…atelier ouvert de Joachim Séné, écriture…

Accueil combat

mise en ligne : mardi 23 octobre 2018

17-19 octobre 2018

La langue de l’hôte, hospitalité contre repli, thème d’une soirée, conférence de Marie Cosnay et de membres de Buddy System Refugiés (qu’on peut aider jusqu’au 29 juin 2019 ici via Leetchi), dans une salle de la médiathèque du centre ville de Poitiers. Des paroles d’aidants sur ce qu’est l’accueil, sur la langue qui n’est ni un obstacle ni une réponse miracle. Marie Cosnay faisait ici une "déclaration d’impuissance", au moment où le Pouvoir dit ne rien pouvoir faire, il s’agit de déclarer que nous ne sommes pas le Pouvoir mais que nous pouvons. La loi morale de chacun peut alors se hisser au-dessus de la loi des hommes. Quelqu’un parlera d’un "impératif moral" à accueillir et contourner la loi. Autre chose : sur les gens qui cherchent à passer, passent, et suivent leur chemin de migration, ne rien demander. Je comprends que ce sont les flics qui posent les questions, et que cela déséquilibre l’égalité de la relation d’hôte à hôte qui vient de l’origine même du mot. Et la violence indicible des métaphores, quand les "flux" et vagues "migratoires" sont en réalité aussi des morts par noyade. Des paroles sur l’accueil, les rencontres, les trajets, les difficultés, les joies, les trucs. Je souris et c’est très touchant de voir les étudiants de l’association remercier ensuite Google Translate pour services rendus ! Être contre l’assimilation, qui est une violence, parce que la richesse vient du mélange des cultures. De petits étudiants en droit venus dans la salle pour parasiter, portant en introduction une préoccupation qui se voulait faire vaciller les gauchistes de la salle, en cela aidé par des paroles qu’on peut entendre à gauche sur "l’armée de réserve du capitalisme" que ces migrants aideraient à former etc. [1] (voire sous la forme plus simple "on n’en peut plus" dans des associations accueillantes que le dureté de la situation épuise, divise) débutant comme ça et dérivant ensuite et surtout occupant la parole. Et puis l’inversion systématique de la position de victime, qu’on serait victime ici des migrants qui fuient la guerre et meurent en mer ou dans la montagne puis persécutés ici par la police et l’État. Et puis quelque chose que je ne peux pas dire parce que je crois ce serait de le savoir une arme possible contre eux. Et quelqu’un dit "on a besoin d’aide entre les aidants". Et quelqu’un dit que l’accueil devient quelque chose de dramatique alors qu’il s’agit simplement de gens qui se déplacent et on un désir de ville, de circuler librement.

*

pensées en vrac après cette soirée et ces discussions

René Char, dans Qu’il vive :

Dans mon pays, on ne questionne pas un homme ému.

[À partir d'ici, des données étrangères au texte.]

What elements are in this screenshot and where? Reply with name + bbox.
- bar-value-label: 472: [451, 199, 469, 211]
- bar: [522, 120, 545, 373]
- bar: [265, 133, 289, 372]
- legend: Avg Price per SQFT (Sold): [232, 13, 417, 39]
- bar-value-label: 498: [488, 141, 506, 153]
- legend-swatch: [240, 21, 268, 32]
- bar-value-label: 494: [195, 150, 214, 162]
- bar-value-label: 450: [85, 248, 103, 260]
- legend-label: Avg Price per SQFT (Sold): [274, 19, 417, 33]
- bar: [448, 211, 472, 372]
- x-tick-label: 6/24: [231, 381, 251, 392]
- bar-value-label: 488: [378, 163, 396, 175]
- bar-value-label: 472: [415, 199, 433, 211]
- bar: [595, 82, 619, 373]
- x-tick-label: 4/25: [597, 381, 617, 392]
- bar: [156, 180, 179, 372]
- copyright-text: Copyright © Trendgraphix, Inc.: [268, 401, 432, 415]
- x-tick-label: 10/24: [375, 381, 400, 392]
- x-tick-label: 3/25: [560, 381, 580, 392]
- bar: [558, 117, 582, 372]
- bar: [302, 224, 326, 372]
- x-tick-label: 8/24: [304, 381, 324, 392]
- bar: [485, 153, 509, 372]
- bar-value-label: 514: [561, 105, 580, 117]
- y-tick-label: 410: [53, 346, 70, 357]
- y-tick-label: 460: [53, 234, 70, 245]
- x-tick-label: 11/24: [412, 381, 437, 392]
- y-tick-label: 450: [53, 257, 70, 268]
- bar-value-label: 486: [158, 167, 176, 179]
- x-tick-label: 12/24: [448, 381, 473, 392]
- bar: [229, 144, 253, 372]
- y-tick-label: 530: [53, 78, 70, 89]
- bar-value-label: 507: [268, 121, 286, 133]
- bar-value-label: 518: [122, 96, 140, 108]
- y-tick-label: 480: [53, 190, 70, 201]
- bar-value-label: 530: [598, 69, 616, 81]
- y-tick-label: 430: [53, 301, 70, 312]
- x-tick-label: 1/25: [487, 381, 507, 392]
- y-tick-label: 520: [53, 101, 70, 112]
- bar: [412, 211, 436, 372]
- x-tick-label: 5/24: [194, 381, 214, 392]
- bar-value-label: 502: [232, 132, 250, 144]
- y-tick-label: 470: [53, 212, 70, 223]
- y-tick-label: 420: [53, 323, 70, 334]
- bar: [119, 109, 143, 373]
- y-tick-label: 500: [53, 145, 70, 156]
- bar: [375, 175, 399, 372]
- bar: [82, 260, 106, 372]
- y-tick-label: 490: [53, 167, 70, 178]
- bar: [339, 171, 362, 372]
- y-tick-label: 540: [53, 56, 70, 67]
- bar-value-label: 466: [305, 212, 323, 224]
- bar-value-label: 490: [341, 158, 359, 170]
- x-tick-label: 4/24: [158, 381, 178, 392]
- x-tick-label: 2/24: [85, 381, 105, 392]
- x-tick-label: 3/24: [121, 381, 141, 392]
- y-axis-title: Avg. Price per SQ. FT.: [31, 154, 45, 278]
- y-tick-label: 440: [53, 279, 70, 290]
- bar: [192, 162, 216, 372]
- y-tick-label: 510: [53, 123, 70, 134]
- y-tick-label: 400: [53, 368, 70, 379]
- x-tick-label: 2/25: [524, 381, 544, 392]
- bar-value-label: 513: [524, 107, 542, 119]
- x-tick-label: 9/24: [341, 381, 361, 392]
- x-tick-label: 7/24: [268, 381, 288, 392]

Détruire le système, c’est aussi détruire les partis.
Mais on fait comment, ensuite ?
Il s’agit de faire, c’est tout, sans ce Pouvoir qui ne peut pas.

Dans Village à un moment donné dans une gare j’écris "liberté pour tous" comme si quelqu’un le criait dans le hall, alors que précisément, vu le lieu, j’entendais "liberté de circulation pour tous". Peut-être cette imprécision est-elle comprise, c’est une voix dans une gare, qui s’exprime mal après tout.

Le privilège de s’informer grâce à des sources fiables, des gens directement en lien avec l’action.

*

Le lendemain j’entends Sophie Coiffier dire, pour son écriture, sa lutte contre l’intrigue. Je partage ça tout à fait.

Quelqu’un me dit de lire le feuilleton de Claro dans Le Monde des Livres, sur le dernier livre de Marie Cosnay, Épopée, chez L’Ogre [2].

Autant le flou et l’imprécis peuvent être agaçants dans une narration, le premier ne servant qu’à brouiller les eaux pour les faire paraître profondes, le second ne visant souvent qu’à dissimuler l’inanité du propos, autant l’instable et l’indécidable peuvent se révéler de puissants et prolifiques moteurs. [...]
Chorégraphier l’instable : c’est précisément que ce fait Marie Cosnay dans son roman intitulé Epopée. Chez elle, quand ça tremble, ce n’est pas du chiqué. Très vite, on a le vertige, puis ce vertige devient un véhicule, on est embarqué, ça secoue, et même quand on a l’impression d’avancer dans la brume, force est de constater que ladite brume a été ciselée dans du cristal.

[1] "La bonne conscience de gauche empêche de réfléchir concrètement à la façon de ralentir, voire d’assécher les flux migratoires[https://www.lesinrocks.com/2018/09/...]."

[2] à propos de Cordelia la guerre et de Sanza Lettere.